ケツァル――ルビー・ケツァルが野生に返ること
エル・シンラップ紙の記事で、ルビー・ケツァルの放鳥の記事を読む。先日、密輸船から保護された最高級の魔鳥の一羽だ。
頭の冠から長尾羽根まで、あらゆる種類の赤色に祝福されたこの鳥は、炎華鳥という別名どおりに飛翔姿がまるで命ある炎だ。嘆かわしいことに、長いあいだ、その美しさ故に富裕層の自己顕示欲の対象とされてきた。
ほんの数年前に飼育が禁止されたのは、皮肉にも、強硬に反対していた貴族の家が、この鳥を使った強盗に押し入られたためだ。
多くの種で、ケツァル科はさえずりに魔法を持つ。仕組みはいまだ不明ながら、対象の脳に影響し、魅了や混乱などの精神作用を及ぼすものだ。
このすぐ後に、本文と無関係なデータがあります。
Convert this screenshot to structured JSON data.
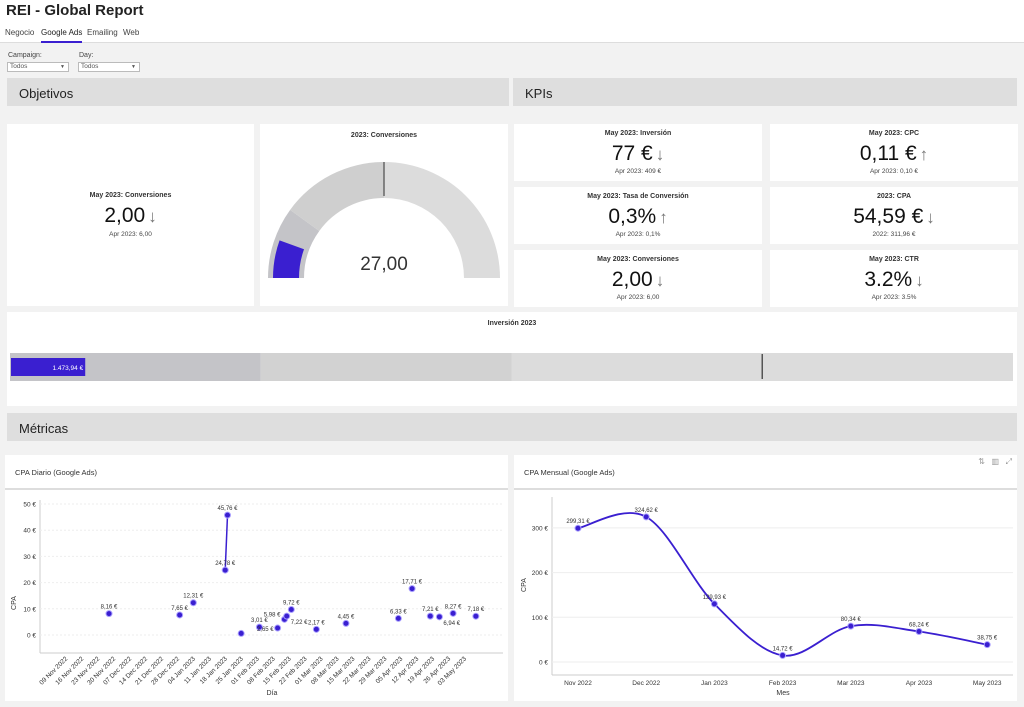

本来は天敵たるヘビに抗するための力で、脳構造の異なるヒトには少々ゆがんだ形で現れたりする。ルビーの警戒音声は人体を強力に麻痺させる。さえずりは魔法発動に必要な動作であり、対象の聴覚に作用するわけではないから、耳栓も無意味だ。
今回の保護個体は囀りを封じるための喉焼きもされておらず、健康状態も良好だったらしい。様子見期間を経て特別に、王都竜騎兵専用の軍船での輸送を取り計らったのは、魔獣への関心が高い第三王女という話である。
島から東南へ海を渡る数日の航路のあと、ドファーラ大陸の故郷の密林へは目と鼻の先だ。二度と捕獲されず野生を謳歌してほしい。
新聞の挿絵にあった竜騎兵は壮年の紳士で、近衛兵の勤めも長いようだ。相棒となる騎竜へ愛情を注ぎ、尊敬の気持ちを強く持つ生き物好きでなければ、竜騎兵は務まらない。
彼ならきっと誠実に任務を果たしてくれるだろう。